Malgré un modèle de croissance basé sur la compétitivité l’Allemagne n’est pas en aussi bonne santé qu’elle souhaite le faire croire. En effet, elle doit faire face à de nombreux défis aussi bien au niveau financier (investissements, secteur bancaire) que social (démographie, flux migratoire).

Eléments de contexte :

1/ Un modèle de croissance basé sur la compétitivité

Le modèle de compétitivité allemand repose sur une montée en gamme de l’industrie qui s’est accompagnée de salaires très fragmentés par secteur permettant de réduire le coût du travail dans les services et, donc, d’améliorer la compétitivité de l’ensemble de l’économie. Cela a abouti à un vaste excédent du compte courant qui a atteint 278 milliards d’euros en 2016 contre un déficit de 38,5 milliards en 2000. Avant la mise en œuvre des réformes Schröder, le coût horaire du travail était plus faible en France (24,42 euros) qu’en Allemagne (26,34 euros). La situation s’est inversée à partir de 2004 pour aboutir à un coût horaire à 36,68 euros en France et à 34,74 euros en Allemagne fin 2016. Cependant, l’introduction du salaire minimum à partir de début 2015 et, surtout, la fin de la modération salariale devraient réduire à moyen terme le déséquilibre existant par rapport aux partenaires commerciaux de l’Allemagne.

 

2/ Les points de fragilité

a) Au niveau de l’investissement

Le premier point de fragilité concerne le faible taux d’investissement. Il a chuté de 23,8% du PIB en 2000 à 18,8% en 2016. La part de l’investissement privé dans l’économie a commencé à diminuer à partir de la seconde moitié des années 90 mais la tendance s’est intensifiée au cours des années 2000. On constate, dans le détail, que la baisse est d’abord liée au secteur de la construction. Après une période de surinvestissement dans la foulée de la réunification, un repli n’est pas anormal. En revanche, la baisse de l’investissement en équipement, dont la part dans l’économie est plus basse en 2015 qu’en 2008, est source d’inquiétudes. En effet, ce repli risque de conduire à une plus faible accumulation de capital qui va limiter à moyen terme l’innovation, fragilisant la compétitivité hors-prix du pays, et la croissance économique. En outre, ce mouvement pourrait être amplifié par le déclin démographique qui devrait conduire à un ajustement à la baisse du stock de capital et donc de l’investissement. Le sous-investissement, notamment dans les infrastructures, comme les routes et les ponts, est de nos jours le principal point noir de l’économie allemande.

 

b) Au niveau du secteur bancaire

Le second point de fragilité de l’Allemagne concerne le secteur bancaire. Le mouvement de concentration entamé ces dernières années des banques régionales allemandes, qui jouent un rôle clé pour le financement des PME locales, est en voie de finalisation.
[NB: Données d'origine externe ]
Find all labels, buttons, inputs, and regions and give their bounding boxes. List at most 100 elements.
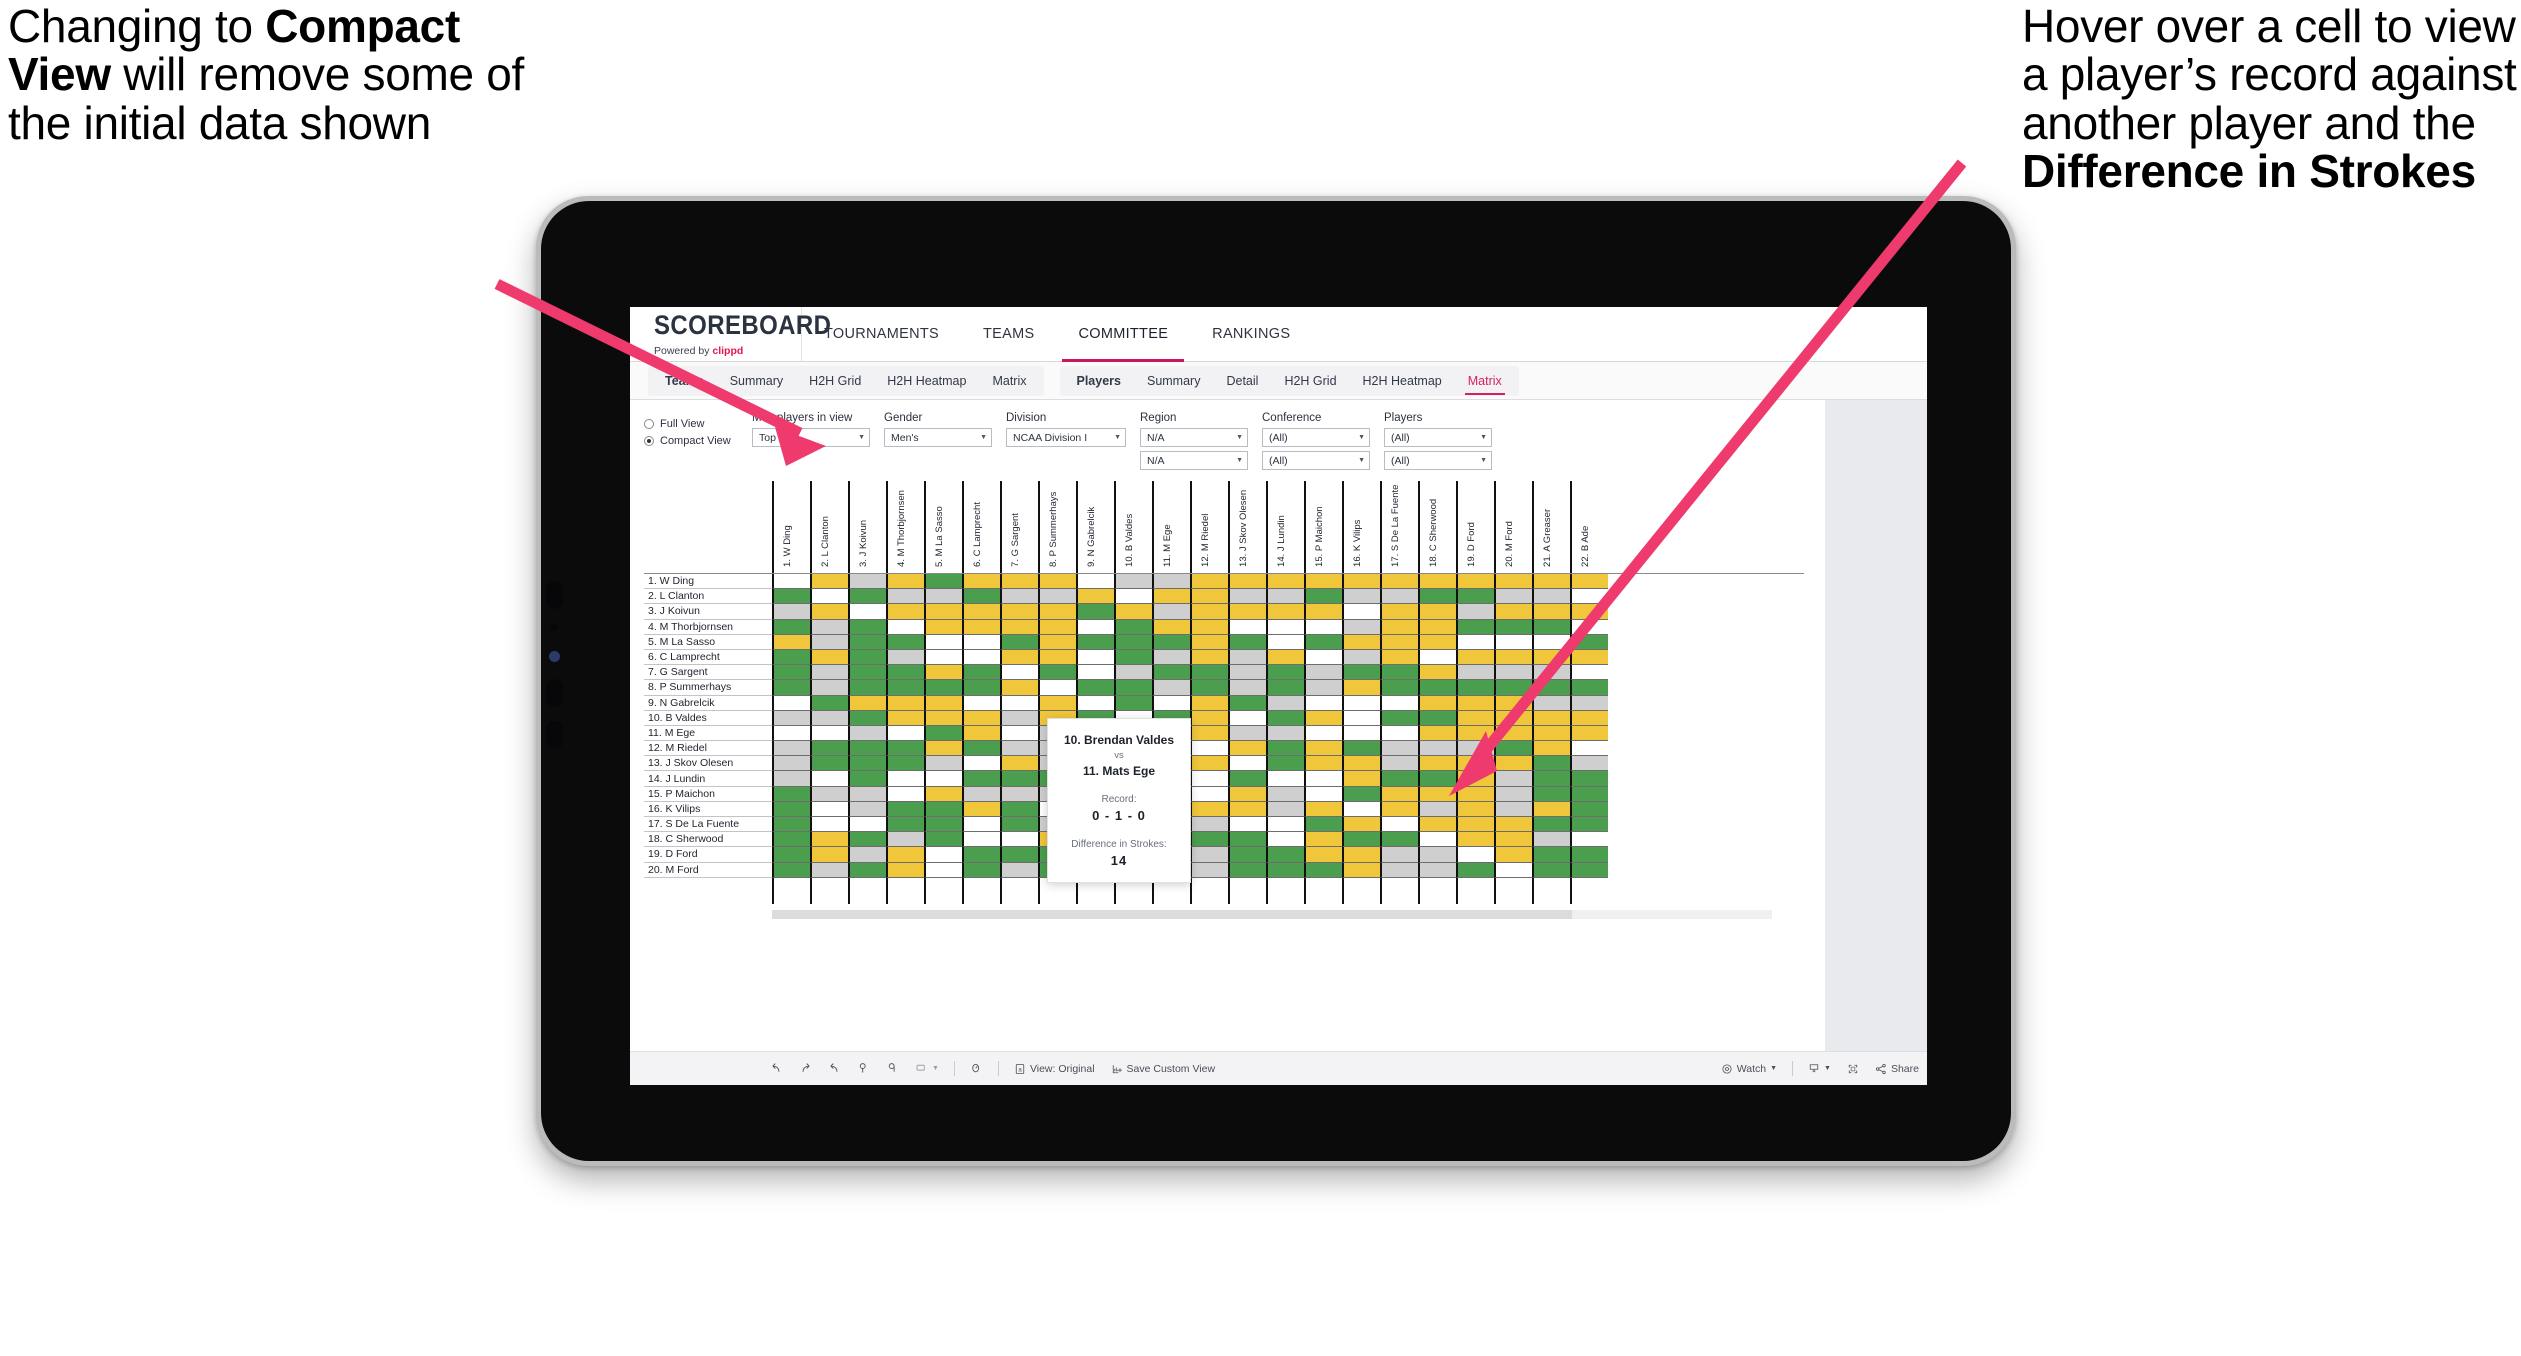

En revanche, malgré les restructurations multiples, Deutsche Bank ne parvient pas à assainir sa situation financière et à retrouver la confiance des investisseurs. La banque devrait profiter des bonnes conditions de marché pour effectuer une recapitalisation dans les mois à venir, ce qui constituera un premier pas avant qu’elle ne se désengage de son activité sur les marchés des capitaux, qui affiche des pertes, pour se recentrer sur la gestion d’actifs et, surtout, la banque de détail.

 

Les prochaines échéances électorales :

12 février 2017: Election présidentielle allemande (favori: Franck Walter-Steinmeier, actuel ministre des Affaires étrangères).

7 mai 2017: Election régionale dans le Schleswig-Holstein (actuellement gouverné par une coalition réunissant le SPD, les Verts et la SSW, parti de la minorité danoise).

14 mai 2017: Election régionale dans le Nordrhein-Westfalen (actuellement gouverné par une coalition réunissant le SPD et les Verts).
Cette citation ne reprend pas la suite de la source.